International career^{‡}
- 2014: Germany U19 / 1 / (0)

= Maximilian Wagener =

German footballer

Maximilian Wagener (born 3 January 1995) is a German footballer who plays as a winger for Oberliga Niederrhein club VfB Hilden.

==Club career==
Wagener has been the captain of the Bayer Leverkusen Under-19 team.

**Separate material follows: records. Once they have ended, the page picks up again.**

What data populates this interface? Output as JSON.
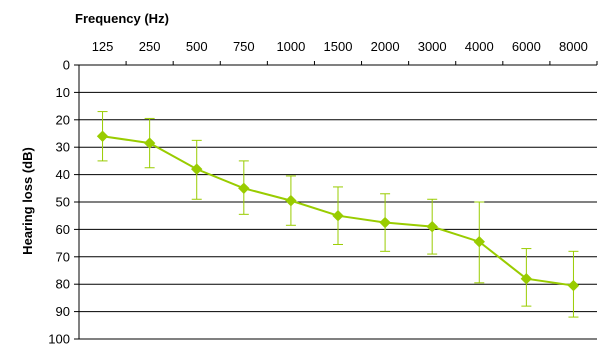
{
  "chart_data": {
    "type": "line",
    "xlabel": "Frequency (Hz)",
    "ylabel": "Hearing loss (dB)",
    "categories": [
      "125",
      "250",
      "500",
      "750",
      "1000",
      "1500",
      "2000",
      "3000",
      "4000",
      "6000",
      "8000"
    ],
    "y_ticks": [
      "0",
      "10",
      "20",
      "30",
      "40",
      "50",
      "60",
      "70",
      "80",
      "90",
      "100"
    ],
    "ylim": [
      0,
      100
    ],
    "y_inverted": true,
    "x_axis_position": "top",
    "grid": true,
    "series": [
      {
        "values": [
          26,
          28.5,
          38,
          45,
          49.5,
          55,
          57.5,
          59,
          64.5,
          78,
          80.5
        ],
        "error_low": [
          17,
          19.5,
          27.5,
          35,
          40.5,
          44.5,
          47,
          49,
          50,
          67,
          68
        ],
        "error_high": [
          35,
          37.5,
          49,
          54.5,
          58.5,
          65.5,
          68,
          69,
          79.5,
          88,
          92
        ],
        "color": "#99cc00",
        "marker": "diamond"
      }
    ]
  }
}
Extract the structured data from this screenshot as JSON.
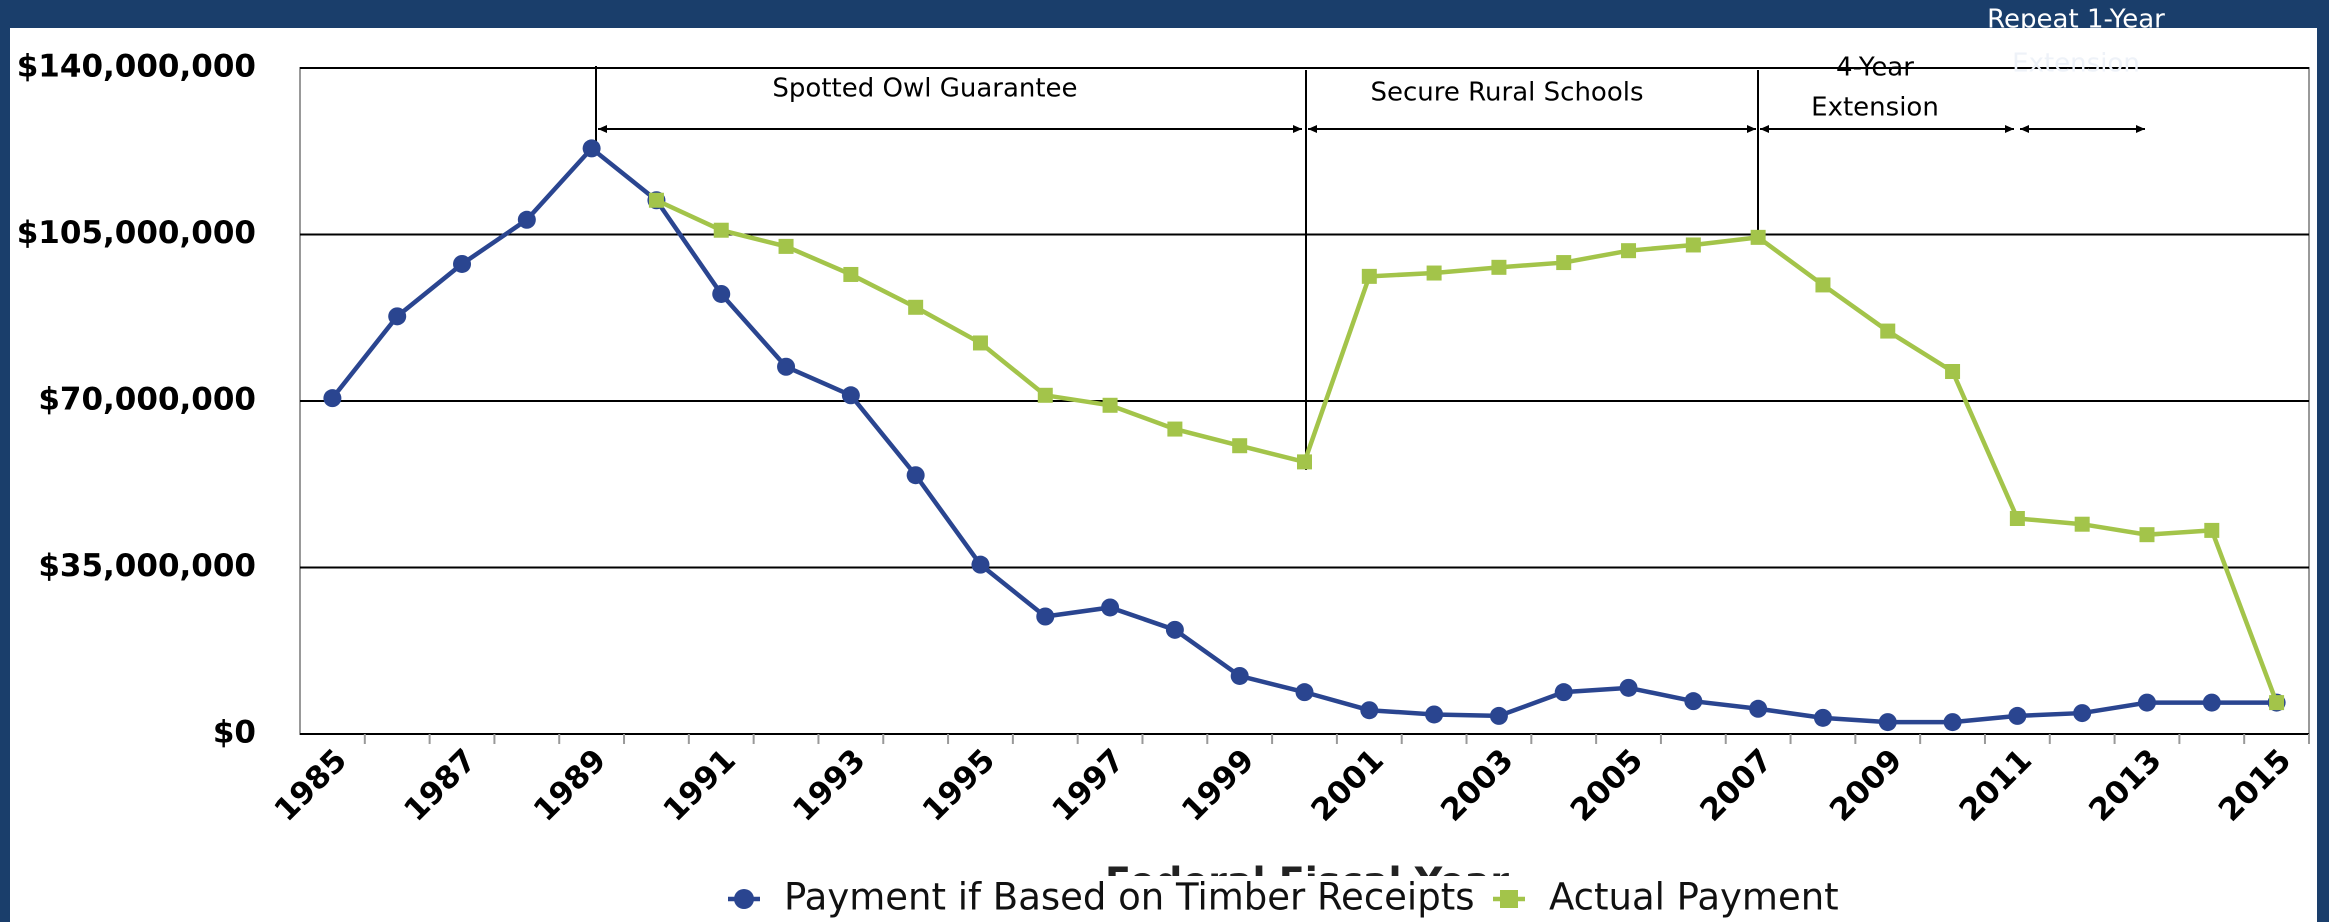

He made his competitive debut for Bayer Leverkusen during the 2013–14 UEFA Champions League campaign against Paris Saint-Germain when he came on as a substitute on 12 March 2014.

On 1 September 2014, 3. Liga side VfL Osnabrück announced that they had loaned him from Bayer Leverkusen for the current season until summer 2015. The deal had been possible and quickly doable by the good relationship between the clubs.